History and architecture
The oldest part of the church dates from the second half of the 14th century, and the construction of the relatively large church must be seen in connection with the economically very important medieval herring-trade and the Scania Market, in which Falsterbo played a central role. The earliest church was a simple, undecorated brick building. The nave is the oldest part of the church. The present choir was added during the 15th century and at about the same time the presently visible vaulting was constructed. The tower, with its crow-stepped gables typical for medieval Danish churches (Scania only became Swedish in 1658), is probably also from the 1400s. A number of frescos which have been uncovered from 1953 onwards were probably also painted over during the reconstruction of the church during this time.

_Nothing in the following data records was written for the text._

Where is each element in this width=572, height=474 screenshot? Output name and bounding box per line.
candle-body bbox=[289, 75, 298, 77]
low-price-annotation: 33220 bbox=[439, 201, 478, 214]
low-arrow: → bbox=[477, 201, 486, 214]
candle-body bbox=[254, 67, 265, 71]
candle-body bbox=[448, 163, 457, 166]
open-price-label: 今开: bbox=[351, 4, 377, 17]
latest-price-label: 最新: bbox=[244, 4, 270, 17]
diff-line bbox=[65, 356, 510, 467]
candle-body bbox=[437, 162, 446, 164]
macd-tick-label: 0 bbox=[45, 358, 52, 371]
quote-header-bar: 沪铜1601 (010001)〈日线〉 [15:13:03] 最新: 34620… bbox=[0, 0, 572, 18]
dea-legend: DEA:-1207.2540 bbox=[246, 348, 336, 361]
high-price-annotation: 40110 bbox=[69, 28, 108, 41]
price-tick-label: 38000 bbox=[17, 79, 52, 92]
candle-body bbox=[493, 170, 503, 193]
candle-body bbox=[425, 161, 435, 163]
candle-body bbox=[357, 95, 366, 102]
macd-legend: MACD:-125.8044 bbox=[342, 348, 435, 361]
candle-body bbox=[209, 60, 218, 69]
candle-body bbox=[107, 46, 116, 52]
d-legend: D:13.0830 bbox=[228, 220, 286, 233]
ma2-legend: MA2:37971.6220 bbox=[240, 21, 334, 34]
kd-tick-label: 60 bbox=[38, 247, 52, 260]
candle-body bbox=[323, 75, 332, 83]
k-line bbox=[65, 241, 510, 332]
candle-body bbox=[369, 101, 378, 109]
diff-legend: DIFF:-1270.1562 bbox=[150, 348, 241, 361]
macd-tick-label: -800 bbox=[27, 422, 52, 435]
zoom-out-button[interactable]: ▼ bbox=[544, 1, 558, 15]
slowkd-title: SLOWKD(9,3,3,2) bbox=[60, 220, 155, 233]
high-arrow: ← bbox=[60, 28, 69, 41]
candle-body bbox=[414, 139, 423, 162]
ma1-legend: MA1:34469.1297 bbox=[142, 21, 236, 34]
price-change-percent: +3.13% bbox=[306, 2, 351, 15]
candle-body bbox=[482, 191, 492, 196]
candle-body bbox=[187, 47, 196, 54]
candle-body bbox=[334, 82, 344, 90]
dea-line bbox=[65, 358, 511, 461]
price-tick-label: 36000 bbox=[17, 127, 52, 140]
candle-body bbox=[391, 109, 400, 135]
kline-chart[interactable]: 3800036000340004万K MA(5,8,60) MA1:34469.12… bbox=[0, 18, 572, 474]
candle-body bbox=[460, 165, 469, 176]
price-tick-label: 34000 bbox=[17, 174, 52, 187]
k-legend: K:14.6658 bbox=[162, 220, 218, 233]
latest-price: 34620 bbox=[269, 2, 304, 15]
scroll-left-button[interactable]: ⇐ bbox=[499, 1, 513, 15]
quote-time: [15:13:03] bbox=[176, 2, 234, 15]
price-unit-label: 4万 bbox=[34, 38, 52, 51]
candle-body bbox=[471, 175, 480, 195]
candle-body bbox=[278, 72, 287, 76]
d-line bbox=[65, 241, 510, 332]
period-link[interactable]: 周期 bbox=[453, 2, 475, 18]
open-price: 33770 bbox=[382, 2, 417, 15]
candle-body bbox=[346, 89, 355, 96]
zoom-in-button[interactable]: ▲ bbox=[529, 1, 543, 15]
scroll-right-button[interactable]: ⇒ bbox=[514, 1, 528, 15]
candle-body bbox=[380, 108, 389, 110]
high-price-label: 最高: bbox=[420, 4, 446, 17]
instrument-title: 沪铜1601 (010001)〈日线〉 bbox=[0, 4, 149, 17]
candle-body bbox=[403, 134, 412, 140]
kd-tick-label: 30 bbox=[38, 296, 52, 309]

The church contains some noteworthy interior details. The main altar is from the second half of the 15th century and probably made by Hermen Rode or in his atelier. A smaller side-altar is from the same time period and likewise from northern Germany. There is also a sculpture depicting Saint Christopher made circa 1390, and attributed to Master Bertram. Two free-standing medieval Madonnas, one reputedly of French origin, can also be mentioned, as can a sculpture depicting a kneeling princess - the only remnant of a Saint George and the Dragon group, supposedly by master carver Henning Roleve, another northern German late Gothic sculptor. The sculpted baptismal font is the earliest piece in the church, dating from the 14th century.